Nanni Moretti pétille d'énergie dans cette nouvelle comédie rafraîchissante, Il sol dell'avvenire, embellie d'auto-dérision et de plaisirs personnels de la part du réalisateur italien. C'est un long-métrage doté d'une réalisation forte, multipliant les décors et les plans travaillés où déambulent des actrices et des acteurs investis, à commencer par Nanni Moretti des plus dynamiques à 69 ans. Mathieu Amalric, Margherita Buy, Valentina Romani, Barbora Bobulova, Silvio Orlando participent notamment et admirablement à cette touche de vie dans le film.
De plus, Moretti nous livre deux films en un, témoignant d'une redoutable maîtrise du récit. D'un côté ce film autour des années 1950, traitant du Parti communiste italien face à l'insurrection de Budapest. En tant que film solitaire, le propos serait déjà intéressant et maîtrisé mais le réalisateur le met sous une optique de réalisation. En effet, le deuxième film parcemé en parallèle, évoque la réalisation et la production en elle-même questionnées par la vie du réalisateur Giovanni qui fait face à certains obstacles. C'est donc un amas de films parfaitement associés, ayant du répondant l'un à l'autre à travers des étincelles de vie, de cinéma, de comédie et d'ironie avec un réalisateur/acteur si explosif.
Le cinéma macabre ?
Personnage nostalgique et profondément artistique, Giovanni noue un lien particulier avec le Septième Art. Véritable cinéphile, il forge des rituels comme regarder Lola de Jacques Demy en compagnie d'un intérêt délaissé venant de sa fille et de sa femme. Il palabre avec vivacité au risque de divulgâcher quelques scènes de certains films, le faisant avec tant de ferveur que le spectateur peut voir la scène avec lui, spécifiquement le Kieślowski.
Le film abonde de références au métier aussi bien dans sa productivité que dans sa production, puis dans ces moments de tournages tantôt réussis du premier coup, tantôt entrecoupés par quelques obstacles. L'improvisation et l'imagination des actrices/ acteurs en sera un point comique efficace face à cet acharnement louable du réalisateur pour son œuvre. On ne fait pas du Cassavetes mais bien du Giovanni : le texte est capital, le Staline dégage, les titres originaux des journaux sont trop longs, le film est politique, pas d'objets anachroniques, le divertissement par la violence est disgracieux, réaliser des films qui n'intéressent pas la grande majorité du public, etc.

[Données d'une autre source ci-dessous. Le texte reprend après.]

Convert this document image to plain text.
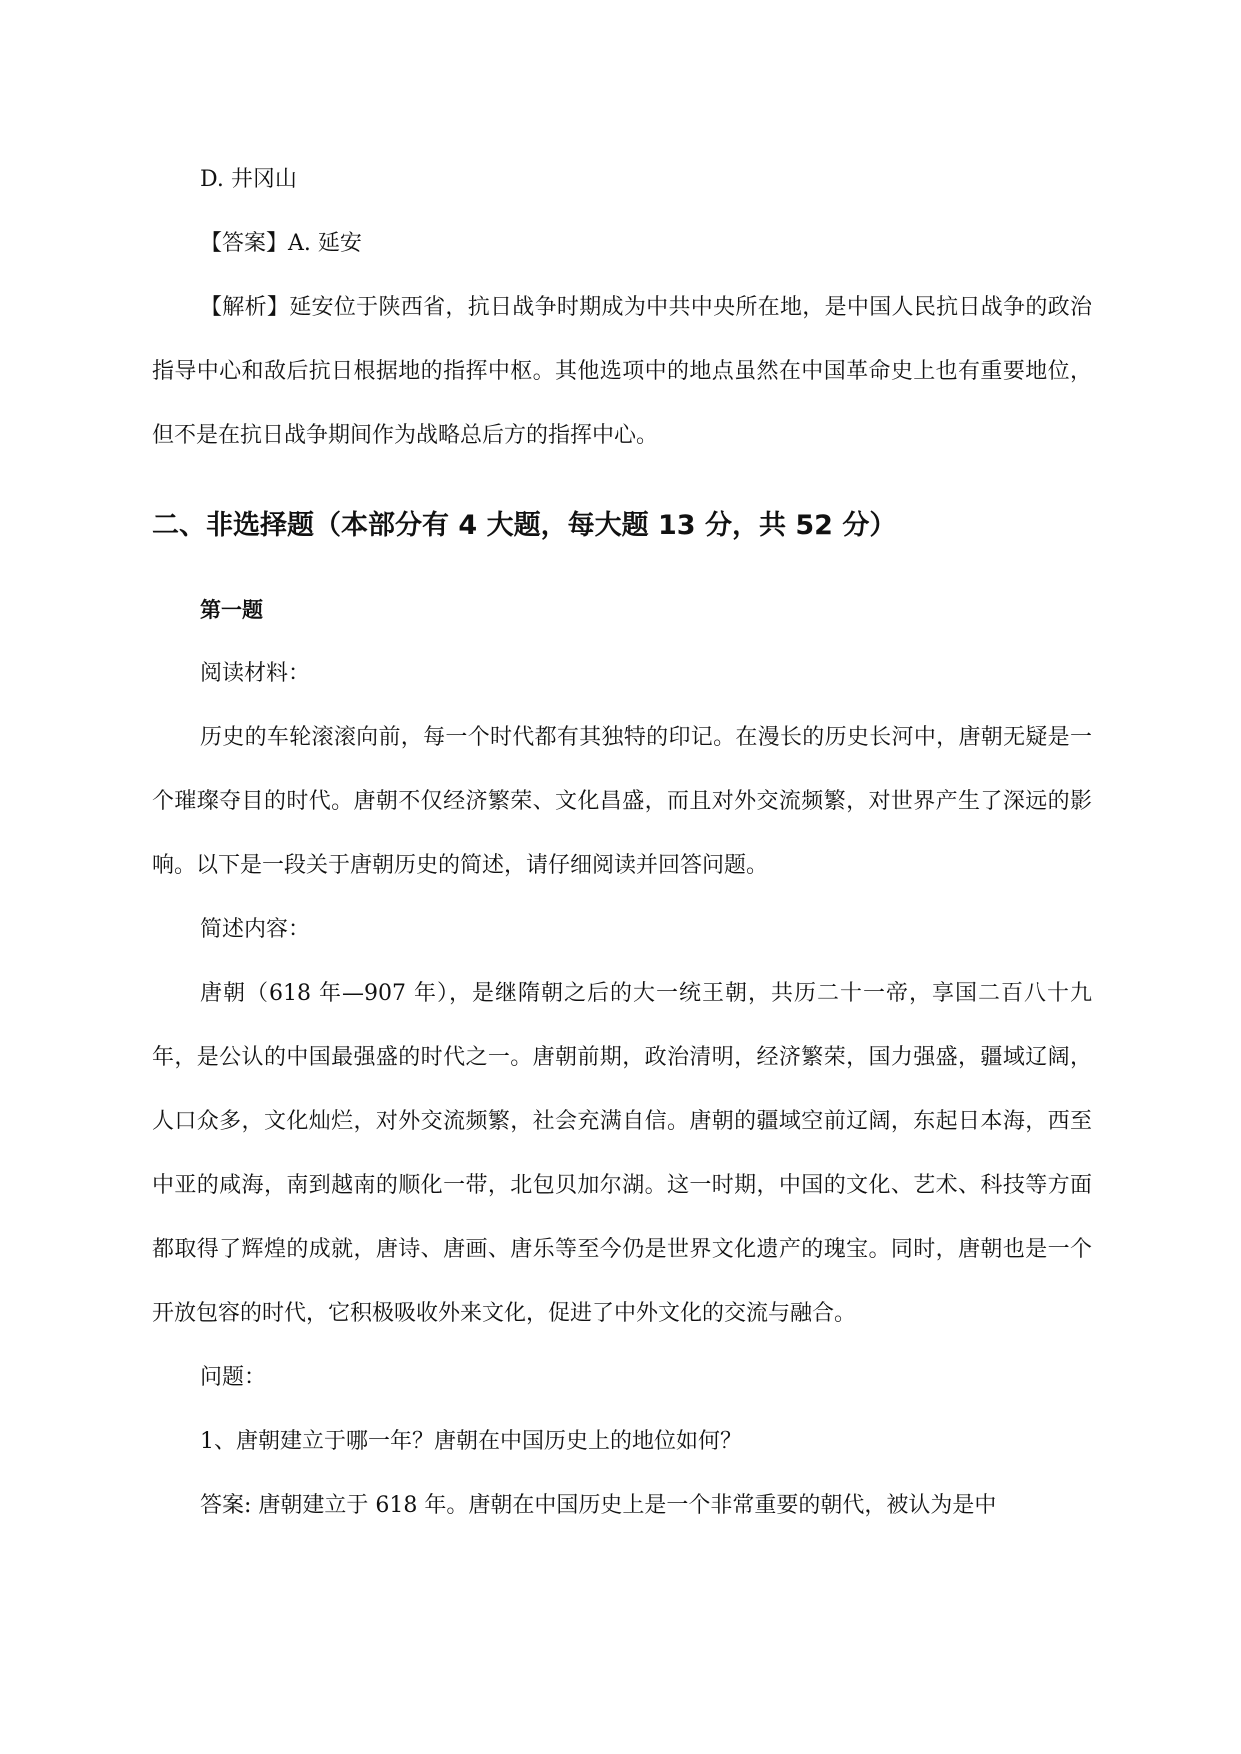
D. 井冈山

【答案】A. 延安

【解析】延安位于陕西省，抗日战争时期成为中共中央所在地，是中国人民抗日战争的政治指导中心和敌后抗日根据地的指挥中枢。其他选项中的地点虽然在中国革命史上也有重要地位，但不是在抗日战争期间作为战略总后方的指挥中心。

二、非选择题（本部分有 4 大题，每大题 13 分，共 52 分）

第一题

阅读材料：

历史的车轮滚滚向前，每一个时代都有其独特的印记。在漫长的历史长河中，唐朝无疑是一个璀璨夺目的时代。唐朝不仅经济繁荣、文化昌盛，而且对外交流频繁，对世界产生了深远的影响。以下是一段关于唐朝历史的简述，请仔细阅读并回答问题。

简述内容：

唐朝（618 年—907 年），是继隋朝之后的大一统王朝，共历二十一帝，享国二百八十九年，是公认的中国最强盛的时代之一。唐朝前期，政治清明，经济繁荣，国力强盛，疆域辽阔，人口众多，文化灿烂，对外交流频繁，社会充满自信。唐朝的疆域空前辽阔，东起日本海，西至中亚的咸海，南到越南的顺化一带，北包贝加尔湖。这一时期，中国的文化、艺术、科技等方面都取得了辉煌的成就，唐诗、唐画、唐乐等至今仍是世界文化遗产的瑰宝。同时，唐朝也是一个开放包容的时代，它积极吸收外来文化，促进了中外文化的交流与融合。

问题：

1、唐朝建立于哪一年？唐朝在中国历史上的地位如何？

答案: 唐朝建立于 618 年。唐朝在中国历史上是一个非常重要的朝代，被认为是中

Et que l'on soit d'accord ou non avec ce personnage enclin au cinéma plus "artistique", Nanni Moretti ne fait pas preuve d'intolérance vis à vis de la société, il en a conscience et en joue avec ironie avec ce double si ressemblant. Il use effectivement de ressorts absurdes pour aborder ses scènes, sa fille en couple, le perfectionnisme du réalisateur ou encore ce moment étiré du dernier plan fade de la violence à la mode, qu'il vit finalement en partant, désespéré tandis que la scène se tourne sous l'apaisement de toute l'équipe.
L'amour mourrant ?
Le thème de l'amour serait à reléguer au profit du politique, c'est du moins ce que révèle le film dans le film. Pourtant, dans la globalité de l'œuvre, se concentre la question de l'amour dans la vie de Giovanni mais également du monde environnant. La perte de l'amour est traité de façon posée et intelligente, l'envie de se séparer dans une bonne entente en ayant conscience de la difficulté pour chacun, avec Giovanni son entourage semble être constamment sur la corde raide. Un parallèle magnifique est exploité avec un jeune couple, du cinéma où le réalisateur sans mêle pour forger les répliques, à une dispute en voiture où cet amour se délite pour enfin tournoyer dans l'herbe verdoyante accompagné de leur progéniture. L'espoir imbibe le film et relégue finalement la politique ainsi que le pessimisme au second plan.
Le film est riche, et nous pourrions évoquer également l'amour homosexuel à cacher pour préserver le parti communiste italien, ou encore la relation hors du cadre de Vera et Ennio.
Des tourbillons musicaux de son film rêvé dans son film de son film
La musique s'incarne comme un bijou rafraîchissant jouant avec l'irrationnel des scènes et la joie de vivre. Entre autres, un Nanni Moretti qui chante et fait chanter en cœurs son équipe, puis qui lance Think de Aretha Franklin et tape au rythme de la chanson avec dynamisme, ou encore ce tourbillon après la réflexion dans le cadre, entraînant les acteurs, les spectateurs, tout est communicatif. Enfin, la dernière scène s'échafaude sans échafaud, la victoire et la fin du film en parade spectaculaire, sous l'ensemble des personnages, des acteurs et probablement de l'équipe du film : un bel hommage.